Mastodawn

@liw How do you plan to handle multiple clients accessing the same remote storage at the same time? Some locking at the server, perhaps? Or in S3? What happens if the client crashes while holding a lock?

These things currently bother me with #restic as my laptop might be holding a lock while it loses internet access, and it fails to recover from that automatically. Hence sometimes I've been running for months without backups.

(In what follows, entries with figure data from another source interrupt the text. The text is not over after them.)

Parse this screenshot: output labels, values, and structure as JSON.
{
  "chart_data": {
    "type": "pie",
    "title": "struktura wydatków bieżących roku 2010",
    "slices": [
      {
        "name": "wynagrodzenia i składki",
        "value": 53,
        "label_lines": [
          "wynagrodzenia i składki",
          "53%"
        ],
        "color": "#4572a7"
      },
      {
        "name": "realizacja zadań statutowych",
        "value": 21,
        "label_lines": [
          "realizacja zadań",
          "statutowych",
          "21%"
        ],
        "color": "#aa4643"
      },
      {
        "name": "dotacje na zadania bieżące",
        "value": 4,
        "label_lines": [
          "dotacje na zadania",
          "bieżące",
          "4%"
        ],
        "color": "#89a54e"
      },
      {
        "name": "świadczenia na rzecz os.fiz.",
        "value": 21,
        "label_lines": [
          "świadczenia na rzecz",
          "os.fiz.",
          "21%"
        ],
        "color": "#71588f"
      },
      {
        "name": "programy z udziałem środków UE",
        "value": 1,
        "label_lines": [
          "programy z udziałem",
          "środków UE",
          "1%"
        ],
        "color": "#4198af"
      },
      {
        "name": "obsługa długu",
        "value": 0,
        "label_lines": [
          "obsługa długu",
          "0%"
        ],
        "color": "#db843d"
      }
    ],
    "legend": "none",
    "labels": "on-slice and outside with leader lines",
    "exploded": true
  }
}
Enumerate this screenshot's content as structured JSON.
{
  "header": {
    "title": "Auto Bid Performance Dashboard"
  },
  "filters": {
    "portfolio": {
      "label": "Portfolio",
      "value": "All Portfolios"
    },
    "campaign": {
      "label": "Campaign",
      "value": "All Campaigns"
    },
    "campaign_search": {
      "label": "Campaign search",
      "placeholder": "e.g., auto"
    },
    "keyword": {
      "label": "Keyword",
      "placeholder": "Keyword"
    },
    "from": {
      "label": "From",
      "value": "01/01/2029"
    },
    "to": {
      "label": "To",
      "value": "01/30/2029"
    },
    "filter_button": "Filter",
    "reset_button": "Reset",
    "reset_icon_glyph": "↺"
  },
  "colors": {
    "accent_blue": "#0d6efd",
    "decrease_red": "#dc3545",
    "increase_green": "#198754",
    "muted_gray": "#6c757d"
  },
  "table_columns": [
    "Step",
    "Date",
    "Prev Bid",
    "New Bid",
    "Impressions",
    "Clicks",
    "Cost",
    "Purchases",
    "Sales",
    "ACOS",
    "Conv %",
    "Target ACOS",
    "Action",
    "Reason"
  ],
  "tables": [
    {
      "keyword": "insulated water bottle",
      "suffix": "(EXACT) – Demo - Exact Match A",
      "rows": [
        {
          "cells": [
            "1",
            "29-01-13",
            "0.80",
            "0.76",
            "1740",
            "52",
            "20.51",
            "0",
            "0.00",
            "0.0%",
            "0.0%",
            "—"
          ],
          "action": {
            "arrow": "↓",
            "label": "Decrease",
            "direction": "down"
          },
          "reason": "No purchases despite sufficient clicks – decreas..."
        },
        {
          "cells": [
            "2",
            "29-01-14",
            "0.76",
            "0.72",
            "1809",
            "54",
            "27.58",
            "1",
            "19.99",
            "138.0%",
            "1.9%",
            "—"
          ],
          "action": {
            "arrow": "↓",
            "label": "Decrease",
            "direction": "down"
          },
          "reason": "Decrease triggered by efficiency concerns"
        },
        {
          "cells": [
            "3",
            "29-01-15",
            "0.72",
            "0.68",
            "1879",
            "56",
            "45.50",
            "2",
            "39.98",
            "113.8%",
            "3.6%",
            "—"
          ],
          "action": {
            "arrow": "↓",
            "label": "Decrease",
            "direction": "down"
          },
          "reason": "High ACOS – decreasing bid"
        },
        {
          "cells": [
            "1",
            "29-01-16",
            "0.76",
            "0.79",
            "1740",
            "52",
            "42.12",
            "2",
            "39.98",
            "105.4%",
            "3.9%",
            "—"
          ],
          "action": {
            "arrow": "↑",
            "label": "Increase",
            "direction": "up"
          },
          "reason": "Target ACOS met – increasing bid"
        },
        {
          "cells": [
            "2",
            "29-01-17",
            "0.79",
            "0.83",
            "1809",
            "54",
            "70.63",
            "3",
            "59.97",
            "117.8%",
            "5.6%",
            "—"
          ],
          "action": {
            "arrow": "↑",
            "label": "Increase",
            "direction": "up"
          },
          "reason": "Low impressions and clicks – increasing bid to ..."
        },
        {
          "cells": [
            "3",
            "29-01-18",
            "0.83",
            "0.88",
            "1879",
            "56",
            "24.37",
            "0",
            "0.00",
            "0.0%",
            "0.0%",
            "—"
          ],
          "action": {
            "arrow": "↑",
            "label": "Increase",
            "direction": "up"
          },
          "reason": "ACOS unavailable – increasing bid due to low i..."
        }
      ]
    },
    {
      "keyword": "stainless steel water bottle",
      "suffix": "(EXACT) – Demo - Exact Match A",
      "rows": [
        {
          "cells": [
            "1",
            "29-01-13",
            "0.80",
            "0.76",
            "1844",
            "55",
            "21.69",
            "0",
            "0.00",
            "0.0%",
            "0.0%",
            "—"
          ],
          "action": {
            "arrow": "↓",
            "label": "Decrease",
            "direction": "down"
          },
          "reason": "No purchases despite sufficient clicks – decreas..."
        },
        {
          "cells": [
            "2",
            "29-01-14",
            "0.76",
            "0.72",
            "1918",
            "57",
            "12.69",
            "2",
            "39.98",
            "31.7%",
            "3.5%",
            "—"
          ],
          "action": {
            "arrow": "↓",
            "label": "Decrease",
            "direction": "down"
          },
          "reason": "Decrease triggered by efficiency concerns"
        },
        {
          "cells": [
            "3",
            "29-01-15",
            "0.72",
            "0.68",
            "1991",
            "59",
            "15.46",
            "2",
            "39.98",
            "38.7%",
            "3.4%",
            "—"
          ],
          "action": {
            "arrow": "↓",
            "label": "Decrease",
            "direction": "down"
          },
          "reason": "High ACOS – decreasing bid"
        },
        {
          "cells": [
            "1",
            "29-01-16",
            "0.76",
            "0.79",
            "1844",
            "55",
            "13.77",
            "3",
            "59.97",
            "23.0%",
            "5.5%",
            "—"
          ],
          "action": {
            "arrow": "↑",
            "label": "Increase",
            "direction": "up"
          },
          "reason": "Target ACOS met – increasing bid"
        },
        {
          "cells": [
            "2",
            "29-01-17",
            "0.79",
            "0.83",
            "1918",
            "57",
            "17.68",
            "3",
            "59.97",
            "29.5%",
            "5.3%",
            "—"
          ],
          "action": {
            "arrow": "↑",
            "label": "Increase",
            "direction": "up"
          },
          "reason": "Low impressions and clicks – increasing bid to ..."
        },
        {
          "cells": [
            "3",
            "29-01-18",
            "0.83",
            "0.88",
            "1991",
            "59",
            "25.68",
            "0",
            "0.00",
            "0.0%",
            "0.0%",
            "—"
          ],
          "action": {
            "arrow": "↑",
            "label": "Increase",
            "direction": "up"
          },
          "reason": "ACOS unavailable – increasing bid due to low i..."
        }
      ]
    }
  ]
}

https://doc.obnam.org/obnam/arch.html

@HenrikLievonen I aim to not needing to control client concurrency. The backup repository contains chunks. Chunks are never modified. Each backup is a chunk that is the root of a set of chunks. Each such root chunk is owned by a client. If two clients make backups at separate times, they don't interfere with each other.

Obnam architecture

@liw How about deleting chunks? I guess the idea is that a laptop has only append-only credentials by default, but maybe the server or a desktop computer could have a cron job running daily to remove backups that are too old, with suitable credentials of course. Moreover, the desktop and laptop might have shared a chunk that the desktop no longer needs but the laptop still does. How does the desktop know not to delete the chunk? Or the laptop just begins to need the deleted chunk?

@HenrikLievonen The server doesn't delete chunks on its own volition. It has no way of knowing which chunks belong to which backup. A client, with suitable authorization, can delete backups. It mustn't delete chunks that are used by any other backups, even if the backups belong to other clients. At the moment I have no idea how to enforce that, but I haven't finished thinking about it.

@liw By server I mean that the server computer/process might be running a client with delete permissions, as for many it might be convenient to enforce retention policies at the central server.

Deleting data in a sound way is hard, and definitely requires a lot of care to get right. Here using some formal verification tools like TLA+ might be helpful, or even required.

@HenrikLievonen Deleting backups is one of the interesting technical problems in developing backup software, certainly.

https://creativeprojects.github.io/resticprofile/

Rainer Jan 18

@HenrikLievonen @liw If I may give you a tip:

Also check out resticprofile, the friendly wrapper for restic configuration profiles.

I use the functionality that triggers a webhook in case of failure and sends me a Discord message.

So far I was too lazy to establish prometheus and an alert manager for my servers and laptops, since resticprofile also supports metrics for prometheus.

Currently, this works wonderfully via a notification via a chat service.

HTH

resticprofile

Configuration profiles manager for restic backup

resticprofile

@liw Regarding restricting uploads, you can at least restrict the upload by hash of the object by pre-signing x-amz-checksum-sha256 header. The documentation also seems to imply that if-none-match header could be used to prevent uploads if the file exists already.

Jamey Sharp Jan 18

@liw I care about backup software but don't have a lot of focus available at the moment, so I tried to read this and got lost. I was kind of hoping to see something oriented around use cases and user stories, which I might have some hope of providing feedback on with my current attention span, rather than internal architectural details. Have you already written something at that level? I don't see anything that looks like that in a quick glance through the obnam3 tag on your blog.

@jamey I'm afraid I don't have much in the way of high level documentation.

I have https://doc.obnam.org/obnam/arch.html as a high level software architecture overview. If you're short of focus that might still be too detailed?

I have https://doc.obnam.org/obnam/obnam.html for detailed acceptance criteria and how to verify them, but that's too detailed for you.

Obnam architecture

Jamey Sharp Jan 18

@liw Those both look like good documents which, indeed, I'm too sleepy and distracted for at the moment.

I'll just say the main thing I would love to have out of a backup tool's storage layer is something that reliably makes backups even during times when the main storage is unavailable, such as when cloud storage is unreachable or an external backup drive is not plugged in, with the ability to sync updates to those stores later. The way I currently do that is to write my backups to the same disk that I'm backing up, then later manually trigger rsync from the backups to a remote server or to a USB disk. My guess is that backup software which is designed for this use could do better; perhaps keeping only an index of already-known chunks locally, for instance, rather than the complete backup.

@jamey That is an interesting use case. I shall record it in an issue ticket.